Çeyrek asırdır, iş dünyası ile Anadolu gezilerini izlerim. İlkini hatırlıyorum; Rahmetli Özal'ın başbakan olduğu yıllardı. Bize söylenen; "gitmesek de görmesek de o köy bizim köyümüzdür" şarkısı, artık pörsümüş, "yöresel kalkınma" modelleri de yöreyi kalkındıramamıştı.
Batı'nın yatırımcısını Doğu'ya götürmek, iyi fikir gibi geldi bize. Götürdük de... Amaç; sanayici gelsin yöreyi görsün, ona sunulan teşvikleri de hesaba katarak yatırım yapsın, yöre kalkınsın... Aslında bu amacın yarısını gerçekleştirebildik; gelip, görme kısmını. Kebap eşliğinde ve Anadolu'nun misafirperver sıcaklığında...
Fakat yatırım yapmadık. Bazılarımız kapatacak arazi bakındı, bir ikisi işine uygun yatırım yaptı, o kadar. Hatırlıyorum, odalar, dernekler, birlikler ve benzeri organizasyonların Anadolu'ya götürdüğü işadamları, yöre halkından bir iki turistik eşya almayı dahi düşünmedi. Yediler içtiler ve döndüler.
Geriye, kırılmış umutlar, tutulmamış sözler ve teröre tarla oluşturan geri kalmışlık bırakarak... Bu bağlamda belki son TÜSİAD Cizre gezisini ayrı tutmakta fayda var.
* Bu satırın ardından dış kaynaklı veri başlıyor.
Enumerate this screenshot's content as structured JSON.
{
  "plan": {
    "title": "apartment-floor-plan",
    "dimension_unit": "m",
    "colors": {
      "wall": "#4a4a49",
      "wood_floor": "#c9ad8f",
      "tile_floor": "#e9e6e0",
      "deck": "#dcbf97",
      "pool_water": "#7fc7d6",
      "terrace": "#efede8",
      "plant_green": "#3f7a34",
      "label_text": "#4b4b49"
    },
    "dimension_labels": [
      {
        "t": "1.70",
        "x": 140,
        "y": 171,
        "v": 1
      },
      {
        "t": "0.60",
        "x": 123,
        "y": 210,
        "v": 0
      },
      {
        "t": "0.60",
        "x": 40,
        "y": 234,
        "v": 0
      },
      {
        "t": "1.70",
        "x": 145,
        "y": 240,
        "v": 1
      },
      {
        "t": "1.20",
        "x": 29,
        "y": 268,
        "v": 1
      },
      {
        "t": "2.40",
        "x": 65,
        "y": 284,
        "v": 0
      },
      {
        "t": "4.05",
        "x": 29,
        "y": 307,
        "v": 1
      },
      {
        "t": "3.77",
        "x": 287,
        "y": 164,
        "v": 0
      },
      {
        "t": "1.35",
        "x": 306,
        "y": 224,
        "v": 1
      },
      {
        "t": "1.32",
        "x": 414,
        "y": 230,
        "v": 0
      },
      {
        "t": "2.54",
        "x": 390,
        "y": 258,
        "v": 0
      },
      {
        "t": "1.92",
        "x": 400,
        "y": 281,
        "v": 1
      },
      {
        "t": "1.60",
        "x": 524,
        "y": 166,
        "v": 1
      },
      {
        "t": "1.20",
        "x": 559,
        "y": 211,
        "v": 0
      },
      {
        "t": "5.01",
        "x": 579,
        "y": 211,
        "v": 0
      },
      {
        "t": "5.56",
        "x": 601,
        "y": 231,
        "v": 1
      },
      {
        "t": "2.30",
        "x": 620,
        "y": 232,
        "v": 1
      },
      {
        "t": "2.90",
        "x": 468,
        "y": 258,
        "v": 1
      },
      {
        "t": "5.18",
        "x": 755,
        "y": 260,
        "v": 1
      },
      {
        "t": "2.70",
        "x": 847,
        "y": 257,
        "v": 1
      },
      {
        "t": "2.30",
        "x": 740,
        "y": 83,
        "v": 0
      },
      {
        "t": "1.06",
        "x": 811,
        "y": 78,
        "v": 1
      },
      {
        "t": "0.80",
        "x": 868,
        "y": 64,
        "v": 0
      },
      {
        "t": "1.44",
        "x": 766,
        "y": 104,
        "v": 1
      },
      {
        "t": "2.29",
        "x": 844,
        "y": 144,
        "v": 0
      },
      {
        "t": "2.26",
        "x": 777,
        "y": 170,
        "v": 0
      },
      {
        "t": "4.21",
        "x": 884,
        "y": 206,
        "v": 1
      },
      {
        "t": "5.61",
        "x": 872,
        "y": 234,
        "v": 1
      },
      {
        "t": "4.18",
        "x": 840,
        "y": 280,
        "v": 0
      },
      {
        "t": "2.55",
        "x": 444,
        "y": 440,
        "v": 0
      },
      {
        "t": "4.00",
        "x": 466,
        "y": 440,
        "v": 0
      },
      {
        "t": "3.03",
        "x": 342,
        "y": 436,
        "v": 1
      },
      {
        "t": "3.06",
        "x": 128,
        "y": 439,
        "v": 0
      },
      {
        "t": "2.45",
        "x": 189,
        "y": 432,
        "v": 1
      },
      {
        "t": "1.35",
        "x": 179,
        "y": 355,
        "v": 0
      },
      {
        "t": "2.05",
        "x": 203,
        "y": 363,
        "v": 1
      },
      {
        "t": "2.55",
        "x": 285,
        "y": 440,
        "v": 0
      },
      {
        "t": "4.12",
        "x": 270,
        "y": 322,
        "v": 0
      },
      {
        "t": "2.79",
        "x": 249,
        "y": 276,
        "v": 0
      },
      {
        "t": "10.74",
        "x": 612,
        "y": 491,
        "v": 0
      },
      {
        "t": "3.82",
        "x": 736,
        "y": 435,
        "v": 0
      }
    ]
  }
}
Zira bu ziyaretin ardından bir iki somut yatırım adımı görebildim.
Yöredeki yerel girişimcilerin "kendi göbeğini kendi kesme" kararına gelince... Bana göre son derece doğru fakat geç bile kalınmış bir karar... İnancım odur ki çok yakın gelecekte, 2023'e dahi varmadan, Anadolu'ya gelip kebap yiyip dönenlerimiz, yerel girişimciden veya kentin yöneticisinden randevu talep etmek zorunda kalacak.
Sadece Kuzey Irak bölgesinden 2020'de yıllık 120 milyar dolarlık petrol ihraç geliri oluşacaksa, bu fırsatı tepmiş olanlar ile zamanında bölgede yatırım yapanlar ayrışacak.